Now to set it up to take some interesting long duration panning time-lapses. I’ll have to think of suitable places to set it up, possibly in the workshop whilst I’m making other things.
Dan
5 responses to “Pan and tilt webcam – Face tracking”
Thank you so much for detailed description of the project, I’m trying to follow and get my pan and tilt system working but when I upload the Arduino sketch, I get an error highlighting line: println(“There are no cameras available for capture.”);
saying: variable or field ‘controlEvent’ declared void
Any ideas how I can troubleshoot the error?
Thank you
I’d start by commenting out that line. It’s possible I made a cut and paste error when I copied the code into the blog post. If you comment out that line and it gives the same error about the next one then the problem is likely the line before it.
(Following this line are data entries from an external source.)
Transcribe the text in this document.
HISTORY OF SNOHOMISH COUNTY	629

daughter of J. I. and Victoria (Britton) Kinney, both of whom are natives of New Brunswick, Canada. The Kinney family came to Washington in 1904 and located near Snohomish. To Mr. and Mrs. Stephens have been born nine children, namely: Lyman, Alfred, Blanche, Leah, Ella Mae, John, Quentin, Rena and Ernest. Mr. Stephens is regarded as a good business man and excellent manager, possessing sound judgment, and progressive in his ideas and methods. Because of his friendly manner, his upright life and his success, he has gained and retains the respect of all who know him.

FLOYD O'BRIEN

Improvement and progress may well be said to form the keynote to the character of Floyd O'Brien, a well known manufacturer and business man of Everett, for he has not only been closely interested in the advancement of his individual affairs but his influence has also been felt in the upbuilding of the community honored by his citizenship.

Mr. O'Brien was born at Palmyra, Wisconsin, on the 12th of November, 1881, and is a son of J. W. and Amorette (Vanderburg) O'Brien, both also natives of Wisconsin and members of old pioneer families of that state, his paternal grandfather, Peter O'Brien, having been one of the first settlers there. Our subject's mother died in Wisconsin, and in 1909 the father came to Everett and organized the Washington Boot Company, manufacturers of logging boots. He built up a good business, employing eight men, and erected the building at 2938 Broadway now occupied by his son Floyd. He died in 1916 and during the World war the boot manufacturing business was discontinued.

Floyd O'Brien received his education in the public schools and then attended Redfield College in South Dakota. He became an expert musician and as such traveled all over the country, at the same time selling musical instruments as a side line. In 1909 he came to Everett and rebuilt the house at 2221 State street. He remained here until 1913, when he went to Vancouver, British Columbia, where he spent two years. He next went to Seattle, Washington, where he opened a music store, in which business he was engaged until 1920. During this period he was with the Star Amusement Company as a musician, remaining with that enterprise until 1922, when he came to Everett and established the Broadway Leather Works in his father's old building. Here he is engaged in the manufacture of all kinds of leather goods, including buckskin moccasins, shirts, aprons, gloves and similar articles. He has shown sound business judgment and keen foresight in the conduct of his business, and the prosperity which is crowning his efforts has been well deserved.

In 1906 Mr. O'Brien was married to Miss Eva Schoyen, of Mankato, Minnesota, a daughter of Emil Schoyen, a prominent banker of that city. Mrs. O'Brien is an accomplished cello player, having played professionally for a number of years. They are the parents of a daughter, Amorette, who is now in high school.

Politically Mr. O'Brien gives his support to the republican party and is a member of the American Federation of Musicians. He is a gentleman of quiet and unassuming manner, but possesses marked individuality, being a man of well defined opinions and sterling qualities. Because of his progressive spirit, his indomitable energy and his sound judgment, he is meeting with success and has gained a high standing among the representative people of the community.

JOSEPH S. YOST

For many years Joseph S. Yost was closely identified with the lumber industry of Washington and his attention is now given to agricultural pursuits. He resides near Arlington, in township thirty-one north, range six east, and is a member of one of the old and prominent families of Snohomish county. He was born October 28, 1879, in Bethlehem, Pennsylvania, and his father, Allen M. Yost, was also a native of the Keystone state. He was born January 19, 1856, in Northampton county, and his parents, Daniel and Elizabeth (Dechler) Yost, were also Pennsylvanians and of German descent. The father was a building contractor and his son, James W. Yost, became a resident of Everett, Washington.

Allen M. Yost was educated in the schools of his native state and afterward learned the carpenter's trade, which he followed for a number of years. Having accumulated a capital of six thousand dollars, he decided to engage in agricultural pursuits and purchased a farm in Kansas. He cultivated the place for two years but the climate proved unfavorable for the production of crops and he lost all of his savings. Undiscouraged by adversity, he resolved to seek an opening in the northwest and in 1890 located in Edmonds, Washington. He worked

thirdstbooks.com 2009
Could you possibly upload complete source file for download, I seem to get multiple errors in different parts of the code once I comment it out. Thank you
I’ll see what I can do. Having recently moved house things are still in a bit of disarray.
Thank you! Whenever you get a chance. I’m currently working on an interactive art piece that uses face tracking , pan and tilt system as well as video capturing, but haven’t been able to get it to work completely. I’m hoping your code can help me to finish the piece.